てんびん座
老若転倒
「老い」とは何か
今週のてんびん座は、みずからの「老い」をひっくり返していくような星回り。すなわち、みずからの隠れた秘密や苦労を、人と分かち合おうとしていくこと。
誰でも年を取ると頑固になる。しかもそれが、30代や20代後半でも早くも現れてきてしまうことには、多くの人がうすうす気付いていることと思います。
ただ、それがどうしてそうなるかということになると、生物的な老化現象のためだという以上のことは皆ほとんど考えないのではないでしょうか。
例えば、19世紀末から20世紀初頭に活躍した社会学者であり哲学者であったジンメルは、
「年をとった人が拠り所にしている独断的な考えは、その年になるともうおそらく不可欠な支えになっている場合が多い」(『断章』,1923)
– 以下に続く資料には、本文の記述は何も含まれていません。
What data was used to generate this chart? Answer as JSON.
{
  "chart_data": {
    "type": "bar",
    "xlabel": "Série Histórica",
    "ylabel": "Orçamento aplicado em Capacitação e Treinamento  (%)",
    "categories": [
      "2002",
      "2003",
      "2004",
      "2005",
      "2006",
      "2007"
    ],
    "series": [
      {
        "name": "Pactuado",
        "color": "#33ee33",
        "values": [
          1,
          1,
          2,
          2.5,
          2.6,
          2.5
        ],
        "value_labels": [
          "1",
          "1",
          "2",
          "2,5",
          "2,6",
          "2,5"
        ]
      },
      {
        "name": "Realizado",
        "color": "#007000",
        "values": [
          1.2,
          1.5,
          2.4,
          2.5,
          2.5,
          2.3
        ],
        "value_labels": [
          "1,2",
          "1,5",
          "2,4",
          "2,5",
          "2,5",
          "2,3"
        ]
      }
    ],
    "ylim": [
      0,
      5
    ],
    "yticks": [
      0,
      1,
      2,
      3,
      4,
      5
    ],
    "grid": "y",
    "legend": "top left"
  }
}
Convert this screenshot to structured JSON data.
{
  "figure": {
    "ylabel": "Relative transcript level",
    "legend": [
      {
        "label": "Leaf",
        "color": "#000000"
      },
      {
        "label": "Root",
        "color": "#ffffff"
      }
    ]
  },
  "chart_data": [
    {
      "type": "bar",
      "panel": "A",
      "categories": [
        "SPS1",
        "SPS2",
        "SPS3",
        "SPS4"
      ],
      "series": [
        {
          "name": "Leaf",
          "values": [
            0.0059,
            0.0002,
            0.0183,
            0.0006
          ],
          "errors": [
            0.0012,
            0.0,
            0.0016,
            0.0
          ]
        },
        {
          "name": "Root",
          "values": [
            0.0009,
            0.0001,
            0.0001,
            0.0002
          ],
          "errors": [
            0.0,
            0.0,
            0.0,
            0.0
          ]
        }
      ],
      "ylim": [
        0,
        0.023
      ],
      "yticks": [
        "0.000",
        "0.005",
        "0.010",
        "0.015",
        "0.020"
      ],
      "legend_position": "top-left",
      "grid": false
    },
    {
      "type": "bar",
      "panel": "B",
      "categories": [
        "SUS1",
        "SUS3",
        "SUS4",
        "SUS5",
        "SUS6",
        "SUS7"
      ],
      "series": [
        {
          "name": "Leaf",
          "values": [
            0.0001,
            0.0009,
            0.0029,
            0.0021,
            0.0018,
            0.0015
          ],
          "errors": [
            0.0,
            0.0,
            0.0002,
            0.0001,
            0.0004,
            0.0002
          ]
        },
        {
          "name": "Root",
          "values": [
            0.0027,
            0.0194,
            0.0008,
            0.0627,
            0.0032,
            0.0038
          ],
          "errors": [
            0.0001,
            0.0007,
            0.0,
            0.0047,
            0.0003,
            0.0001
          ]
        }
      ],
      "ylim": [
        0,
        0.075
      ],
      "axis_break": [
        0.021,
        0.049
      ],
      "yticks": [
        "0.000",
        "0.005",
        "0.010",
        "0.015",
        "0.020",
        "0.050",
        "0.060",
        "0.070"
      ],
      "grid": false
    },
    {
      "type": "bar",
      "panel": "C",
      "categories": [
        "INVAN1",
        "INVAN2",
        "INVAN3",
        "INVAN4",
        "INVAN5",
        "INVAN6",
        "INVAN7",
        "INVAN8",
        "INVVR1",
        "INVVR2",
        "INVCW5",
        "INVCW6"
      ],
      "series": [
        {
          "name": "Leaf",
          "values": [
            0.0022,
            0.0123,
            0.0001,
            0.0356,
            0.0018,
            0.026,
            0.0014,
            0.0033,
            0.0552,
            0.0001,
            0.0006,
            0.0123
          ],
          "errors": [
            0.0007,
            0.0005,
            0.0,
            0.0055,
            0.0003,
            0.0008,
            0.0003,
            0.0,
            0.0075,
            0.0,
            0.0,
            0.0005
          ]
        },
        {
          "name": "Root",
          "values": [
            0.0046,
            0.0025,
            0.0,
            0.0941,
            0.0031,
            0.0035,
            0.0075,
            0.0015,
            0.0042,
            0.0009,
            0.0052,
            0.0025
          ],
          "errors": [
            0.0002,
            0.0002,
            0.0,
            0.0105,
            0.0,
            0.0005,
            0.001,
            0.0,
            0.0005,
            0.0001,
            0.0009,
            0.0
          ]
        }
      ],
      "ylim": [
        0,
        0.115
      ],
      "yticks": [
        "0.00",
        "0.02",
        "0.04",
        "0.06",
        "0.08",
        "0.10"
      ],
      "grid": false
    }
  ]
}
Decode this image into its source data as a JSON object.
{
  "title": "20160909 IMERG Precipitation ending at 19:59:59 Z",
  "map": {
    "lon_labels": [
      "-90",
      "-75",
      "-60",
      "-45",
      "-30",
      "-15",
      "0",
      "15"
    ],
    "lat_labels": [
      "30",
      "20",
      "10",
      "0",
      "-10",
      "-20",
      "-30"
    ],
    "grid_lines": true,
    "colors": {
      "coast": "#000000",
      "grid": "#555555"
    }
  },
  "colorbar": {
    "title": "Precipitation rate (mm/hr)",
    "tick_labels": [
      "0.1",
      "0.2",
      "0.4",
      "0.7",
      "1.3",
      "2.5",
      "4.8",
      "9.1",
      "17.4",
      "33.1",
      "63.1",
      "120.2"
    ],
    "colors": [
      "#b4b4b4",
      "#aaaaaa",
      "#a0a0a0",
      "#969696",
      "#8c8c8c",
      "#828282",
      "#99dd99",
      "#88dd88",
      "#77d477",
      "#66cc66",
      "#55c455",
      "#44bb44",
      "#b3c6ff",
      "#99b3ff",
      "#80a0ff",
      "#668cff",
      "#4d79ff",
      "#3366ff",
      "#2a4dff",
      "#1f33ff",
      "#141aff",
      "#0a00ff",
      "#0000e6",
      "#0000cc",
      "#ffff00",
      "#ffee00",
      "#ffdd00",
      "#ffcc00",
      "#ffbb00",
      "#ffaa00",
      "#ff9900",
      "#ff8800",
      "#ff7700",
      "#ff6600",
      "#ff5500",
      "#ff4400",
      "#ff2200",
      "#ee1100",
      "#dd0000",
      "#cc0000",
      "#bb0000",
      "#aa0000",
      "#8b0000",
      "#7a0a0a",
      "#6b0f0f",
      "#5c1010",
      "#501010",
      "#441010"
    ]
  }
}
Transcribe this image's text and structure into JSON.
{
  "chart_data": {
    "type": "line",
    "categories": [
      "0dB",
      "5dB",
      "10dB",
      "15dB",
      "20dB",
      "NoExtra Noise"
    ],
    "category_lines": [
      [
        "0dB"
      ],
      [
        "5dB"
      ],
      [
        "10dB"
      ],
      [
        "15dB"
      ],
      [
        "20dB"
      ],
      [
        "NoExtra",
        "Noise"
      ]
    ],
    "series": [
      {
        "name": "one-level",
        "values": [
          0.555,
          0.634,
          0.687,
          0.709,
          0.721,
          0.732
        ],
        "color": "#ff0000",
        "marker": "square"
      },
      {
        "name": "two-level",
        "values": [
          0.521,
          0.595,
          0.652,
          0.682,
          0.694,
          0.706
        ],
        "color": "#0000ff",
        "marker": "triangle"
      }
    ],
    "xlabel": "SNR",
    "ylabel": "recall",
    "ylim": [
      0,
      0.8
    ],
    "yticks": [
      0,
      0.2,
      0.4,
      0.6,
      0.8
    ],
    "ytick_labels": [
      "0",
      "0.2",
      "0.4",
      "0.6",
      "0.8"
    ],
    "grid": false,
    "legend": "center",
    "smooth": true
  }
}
と述べていますが、その理由について次のように述べています。
「それは、年をとるにつれて人生がますます疑わしいもの、もつれたもの、捉えどころのないものになるからだ。」
だとするなら、現代人が人生の早期に「老年」特有の独断に陥るのもむべなるかな、と言わざるを得ないでしょう。
このジンメルの指摘は鋭く、確かに彼の言う通り、なにか恐ろしい秘密や罪深い欲望にのたうち回っている人ほど、容易に独断的となり人を裁いたり攻撃してしまうものなのかもしれません。
30日(金)にてんびん座から数えて「隠れた欲望」を意味する12番目のおとめ座で新月を迎えていく今週は、自分のなかの“もつれ”や“疑い”の原因となっている何らかの秘密を改めて明らかにしたり、誰かに打ち明けたりしていくにはもってこいのタイミングと言えます。
老いと若きの交錯
あるいは、現代の私たちは、ともすると発達心理学などによって、人間の心ないし人間存在そのものが、直線的なモデルの中に閉じ込められ過ぎているようにも感じます。
しかし、例えば柳田國男は『先祖の話』という本の中で次のようにも述べています。
「祖父が孫に生まれて来るといふことが、あるいは通則であつた時代もあつたのではないか。といふわけは家の主人の通称に、一代置きの継承といふ例は少なくないからで、現に沖縄などは長男には祖母の名を付けるのが通例となつて居た」
柳田が伝えるこうした古い伝承の中でかすかに見え隠れしている人間の存在論は、子どもの中に老人を見出し、また同時に、老人の中に現われる子どもの魂を見て取っていくような、円環的ないし循環的なモデルにおいて人間を解放していくように思われます。
もちろん、そういう世界観を否定するも肯定するもあなたの自由です。
ただ、今週あなたの中には、理論や知識ではなく何らかの経験を通して、少なからずそうしたモデルの輪郭がつかまえられ、そこに命が吹き込まれていくはずです。